A troca com as mulheres Uros foi a coisa mais bonita que vivi nessa viagem. Por meio de um programa especial do hotel Titilaka onde me hospedei, à convite da Marketing Collection  pude conhecer as técnicas artesanais locais pelas mãos delas. Assim, tive a oportunidade de passar horas ao lado de mulheres que fazem a vida acontecer nas ilhas artificiais de junco totora. São elas que plantam, colhem, costuram, recebem os turistas, apresentam a cultura local, a família e contam a história oral e a atual do lugar. As mulheres têm nítido protagonismo porque são essenciais em aspectos fundamentais da sobrevivência dos Uros: artesanato e turismo.

Pareceram-me muito afinadas entre si, em sua rede de apoio colaborativa e ancestral. Em boa medida ainda devem sofrer com as agruras que nós mulheres sofremos… mas me confortou vê-las em posições e atitudes de protagonismo. Pelo menos aparentemente. E coloridas, sorridentes, altivas. Orgulhosas de suas famílias, artesanatos, ornamentos que elas vendem com o maior entusiasmo. Eu comprei, é claro.
2. Ruína milenares e arquitetura secular

Turista profissional: Camilla Guebur, em sítio arqueológico na região do Titicaca — Foto: Acervo pessoal

Turista profissional: Camilla Guebur, em sítio arqueológico na região do Titicaca 

Para além dos Uros, há muita história nos arredores de Puno como os sítios arqueológicos e a ilha Taquile, em que ainda se vive de técnicas de tecelagem passadas entre gerações de mulheres. Visitei todos esses lugares por meio de um tour assinado pelo hotel Titilaka, premiado mais de uma vez pela Condé Nast Traveller (Reader’s Choice 2018 e 2019, Gold List 2017). O time do Titilaka desenhou toda a minha programação de passeios e transportes e ainda me garantiu dias com todo os predicados da alta hotelaria.

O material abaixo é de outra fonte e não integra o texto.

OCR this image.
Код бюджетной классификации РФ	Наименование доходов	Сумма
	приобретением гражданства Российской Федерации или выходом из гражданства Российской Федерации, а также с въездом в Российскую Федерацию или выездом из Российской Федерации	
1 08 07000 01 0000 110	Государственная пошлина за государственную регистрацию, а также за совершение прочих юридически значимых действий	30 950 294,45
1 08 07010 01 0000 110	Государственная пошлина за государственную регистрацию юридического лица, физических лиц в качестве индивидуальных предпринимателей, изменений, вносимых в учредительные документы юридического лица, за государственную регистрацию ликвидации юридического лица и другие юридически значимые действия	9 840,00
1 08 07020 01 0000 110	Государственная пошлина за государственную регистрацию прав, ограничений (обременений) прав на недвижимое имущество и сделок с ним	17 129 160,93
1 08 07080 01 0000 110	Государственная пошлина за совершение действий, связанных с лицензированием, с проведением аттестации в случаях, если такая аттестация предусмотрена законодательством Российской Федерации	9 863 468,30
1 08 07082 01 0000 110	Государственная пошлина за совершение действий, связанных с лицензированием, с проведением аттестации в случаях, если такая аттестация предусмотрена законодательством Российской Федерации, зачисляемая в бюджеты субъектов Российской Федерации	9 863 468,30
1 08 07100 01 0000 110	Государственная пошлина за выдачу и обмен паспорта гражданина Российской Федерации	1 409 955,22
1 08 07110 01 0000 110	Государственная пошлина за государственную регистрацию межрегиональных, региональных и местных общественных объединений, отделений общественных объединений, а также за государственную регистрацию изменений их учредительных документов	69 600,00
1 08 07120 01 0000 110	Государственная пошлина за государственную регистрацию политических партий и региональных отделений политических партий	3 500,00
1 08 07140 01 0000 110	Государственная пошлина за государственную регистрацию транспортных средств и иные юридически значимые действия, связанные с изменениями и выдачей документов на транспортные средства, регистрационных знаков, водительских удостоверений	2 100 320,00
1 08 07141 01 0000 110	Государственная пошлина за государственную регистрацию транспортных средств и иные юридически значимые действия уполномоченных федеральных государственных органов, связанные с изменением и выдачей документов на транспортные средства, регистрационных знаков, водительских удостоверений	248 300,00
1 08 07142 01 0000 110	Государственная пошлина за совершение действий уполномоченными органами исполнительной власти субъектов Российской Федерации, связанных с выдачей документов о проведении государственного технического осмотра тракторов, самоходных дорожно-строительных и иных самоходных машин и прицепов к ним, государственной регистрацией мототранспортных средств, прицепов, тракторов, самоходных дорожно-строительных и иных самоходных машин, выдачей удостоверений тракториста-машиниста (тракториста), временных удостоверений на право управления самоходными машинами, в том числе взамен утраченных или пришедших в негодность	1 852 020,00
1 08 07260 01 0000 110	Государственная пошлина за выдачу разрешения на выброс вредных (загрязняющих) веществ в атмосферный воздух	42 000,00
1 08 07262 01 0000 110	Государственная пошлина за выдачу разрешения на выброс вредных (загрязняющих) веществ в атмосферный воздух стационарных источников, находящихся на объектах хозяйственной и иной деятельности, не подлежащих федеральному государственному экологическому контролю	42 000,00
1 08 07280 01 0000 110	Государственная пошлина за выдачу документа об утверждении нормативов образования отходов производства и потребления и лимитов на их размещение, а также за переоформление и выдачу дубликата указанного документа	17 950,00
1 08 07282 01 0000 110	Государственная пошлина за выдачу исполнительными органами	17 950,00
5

Joia arquitetônica: o hotel Cirqa fica no que já foi em um mosteiro de 1540, no centro histórico de Arequipa, tombado pela Unesco — Foto: Acervo pessoal

Joia arquitetônica: o hotel Cirqa fica no que já foi em um mosteiro de 1540, no centro histórico de Arequipa, tombado pela Unesco 

A ancestralidade milenar faz a magia da região de Puno, enquanto a arquitetura secular atrai os visitantes para Arequipa. As estrelas são as igrejas, catedrais, conventos, monastérios originais do século 17, com arquitetura elaborada, de origem espanhola e com influência árabe. Detalhe: grande parte é feita com pedra vulcânica, a chamada Sillar. O centro histórico é o lugar e é ali que está o mosteiro de 1540, convertido em hotel, e que é também ponto turístico, o Cirqa, a minha escolha na cidade. Na época colonial, o lugar era abrigava os monges em visita à Arequipa. A arquitetura histórica foi totalmente restaurada e compõe o centro histórico da cidade, tombado pela UNESCO.
3. Gastronomia ancestral e revisitada

Sabor peruano: no restaurante Salamanto, em Arequipa, o menu é inspirado nos 4 elementos e a vista é para os Andes — Foto: Divulgação

Sabor peruano: no restaurante Salamanto, em Arequipa, o menu é inspirado nos 4 elementos e a vista é para os Andes

Raizes, milhos, carnes, temperos. A gastronomia do país é destaque internacional. Restaurantes peruanos que resgataram receitas tradicionais, a exemplo do Central, em Lima, estão entre os mais bem cotados do mundo, segundo especialistas. Resultado: tinha altas expectativas. E o melhor: atendi todas, tanto em Puno, quanto em Arequipa.

Os restaurantes dos hotéis Titilaka e Cirqa são irretocáveis, com ingredientes e receitas tradicionais preparadas com as técnicas e o charme do agora. Em Puno, o Titilaka organizou um almoço na casa de uma família na ilha de Taquile no cardápio, um banquete de receitas do dia a dia, com muitas batatas e carnes, acompanhadas de ótimo papo.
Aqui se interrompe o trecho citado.